Regression analysis. A model update is deployed. Output quality degrades. The team needs to compare pre-update and post-update behavior. They cannot. The pre-update runs have no identity. The conditions under which they executed were never captured in a way that allows comparison. The regression is observable in aggregate. The mechanism is invisible.

Each of these failures is independent. Each is active in production systems. Each traces back to the same absence.

Current Approaches

Why current approaches do not resolve this

Prompt versioning captures one input. It does not capture model state, retrieval context, system prompt configuration, or agent trajectory. A versioned prompt submitted to two different model checkpoints with two different retrieval indices is two different runs. Prompt versioning treats them as the same.

Experiment tracking systems record parameters and metrics. They were designed for training pipelines, not inference runs. They track hyperparameters, dataset splits, and training curves. The execution conditions of an inference run — the full state that produced a specific output — are outside their data model.

Output comparison compares results. When results differ, it cannot explain why. Two different outputs from two unidentified runs are two data points with no causal connection. Comparison without identity is correlation without mechanism.
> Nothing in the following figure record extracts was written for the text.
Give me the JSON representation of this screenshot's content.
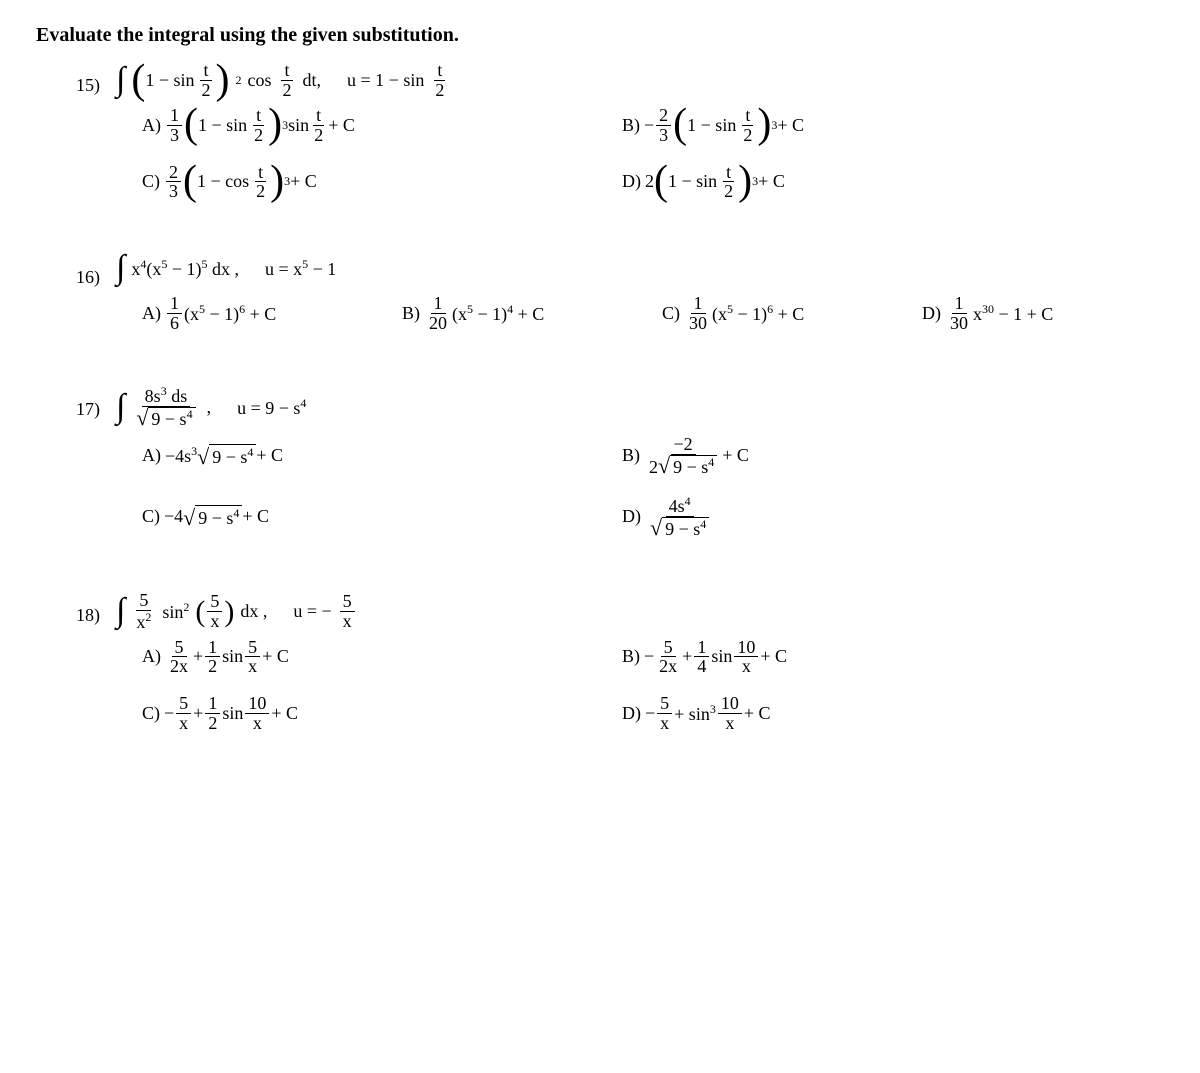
{
  "header": "Evaluate the integral using the given substitution.",
  "labels": {
    "A": "A)",
    "B": "B)",
    "C": "C)",
    "D": "D)"
  },
  "p15": {
    "num": "15)",
    "stem": {
      "int": "∫",
      "one_minus_sin": "1 − sin",
      "t_over_2_num": "t",
      "t_over_2_den": "2",
      "pow2": "2",
      "cos": "cos",
      "dt": "dt,",
      "u_eq": "u = 1 − sin"
    },
    "A": {
      "coef_num": "1",
      "coef_den": "3",
      "body": "1 − sin",
      "pow": "3",
      "tail": "sin",
      "plusC": "+ C"
    },
    "B": {
      "lead": "−",
      "coef_num": "2",
      "coef_den": "3",
      "body": "1 − sin",
      "pow": "3",
      "plusC": "+ C"
    },
    "C": {
      "coef_num": "2",
      "coef_den": "3",
      "body": "1 − cos",
      "pow": "3",
      "plusC": "+ C"
    },
    "D": {
      "lead": "2",
      "body": "1 − sin",
      "pow": "3",
      "plusC": "+ C"
    }
  },
  "p16": {
    "num": "16)",
    "stem": {
      "int": "∫",
      "x4": "x",
      "p4": "4",
      "open": "(x",
      "p5": "5",
      "minus1": " − 1)",
      "pow5": "5",
      "dx": " dx ,",
      "u_eq": "u = x",
      "u_p": "5",
      "u_tail": " − 1"
    },
    "A": {
      "cn": "1",
      "cd": "6",
      "open": "(x",
      "p": "5",
      "close": " − 1)",
      "pow": "6",
      "pc": " + C"
    },
    "B": {
      "cn": "1",
      "cd": "20",
      "open": "(x",
      "p": "5",
      "close": " − 1)",
      "pow": "4",
      "pc": " + C"
    },
    "C": {
      "cn": "1",
      "cd": "30",
      "open": "(x",
      "p": "5",
      "close": " − 1)",
      "pow": "6",
      "pc": " + C"
    },
    "D": {
      "cn": "1",
      "cd": "30",
      "x": "x",
      "pow": "30",
      "tail": " − 1 + C"
    }
  },
  "p17": {
    "num": "17)",
    "stem": {
      "int": "∫",
      "top": "8s",
      "top_p": "3",
      "top_tail": " ds",
      "rad_body": "9 − s",
      "rad_p": "4",
      "comma": ",",
      "u_eq": "u = 9 − s",
      "u_p": "4"
    },
    "A": {
      "pre": "−4s",
      "pre_p": "3",
      "rad": "9 − s",
      "rad_p": "4",
      "pc": " + C"
    },
    "B": {
      "top": "−2",
      "bot_pre": "2",
      "rad": "9 − s",
      "rad_p": "4",
      "pc": " + C"
    },
    "C": {
      "pre": "−4",
      "rad": "9 − s",
      "rad_p": "4",
      "pc": " + C"
    },
    "D": {
      "top": "4s",
      "top_p": "4",
      "rad": "9 − s",
      "rad_p": "4"
    }
  },
  "p18": {
    "num": "18)",
    "stem": {
      "int": "∫",
      "coef_num": "5",
      "coef_den_x": "x",
      "coef_den_p": "2",
      "sin": "sin",
      "sin_p": "2",
      "inner_num": "5",
      "inner_den": "x",
      "dx": " dx ,",
      "u_eq": "u = −",
      "u_num": "5",
      "u_den": "x"
    },
    "A": {
      "t1n": "5",
      "t1d": "2x",
      "plus": " + ",
      "t2n": "1",
      "t2d": "2",
      "sin": " sin ",
      "t3n": "5",
      "t3d": "x",
      "pc": " + C"
    },
    "B": {
      "lead": "− ",
      "t1n": "5",
      "t1d": "2x",
      "plus": " + ",
      "t2n": "1",
      "t2d": "4",
      "sin": " sin ",
      "t3n": "10",
      "t3d": "x",
      "pc": " + C"
    },
    "C": {
      "lead": "− ",
      "t1n": "5",
      "t1d": "x",
      "plus": " + ",
      "t2n": "1",
      "t2d": "2",
      "sin": " sin ",
      "t3n": "10",
      "t3d": "x",
      "pc": " + C"
    },
    "D": {
      "lead": "− ",
      "t1n": "5",
      "t1d": "x",
      "plus": " + sin",
      "sin_p": "3",
      "sp": " ",
      "t3n": "10",
      "t3d": "x",
      "pc": " + C"
    }
  }
}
Each approach captures a fragment. None capture the run. The fragments do not compose into identity because they were never designed to. They are observations about an unidentified thing, stored in separate systems, with no shared reference.

What Identity Enables

What identity would make possible

For reproduction to function, any valid system must capture the full set of conditions that define a run — not as scattered logs, but as a single, referenceable identity. The identity must persist. It must travel with the output. It must be comparable across systems and across time.

For debugging to work, an engineer would need to retrieve the identity of the reported run and compare it against their own. For compliance to work, a reviewer would need to reference the identity of a historical run and confirm its conditions. For regression analysis to work, pre-update and post-update runs would need identities that allow structural comparison of their conditions.

None of this requires identical outputs. All of it requires identified runs. The infrastructure does not exist. The primitive is missing. Everything built on top of that missing primitive inherits the failure.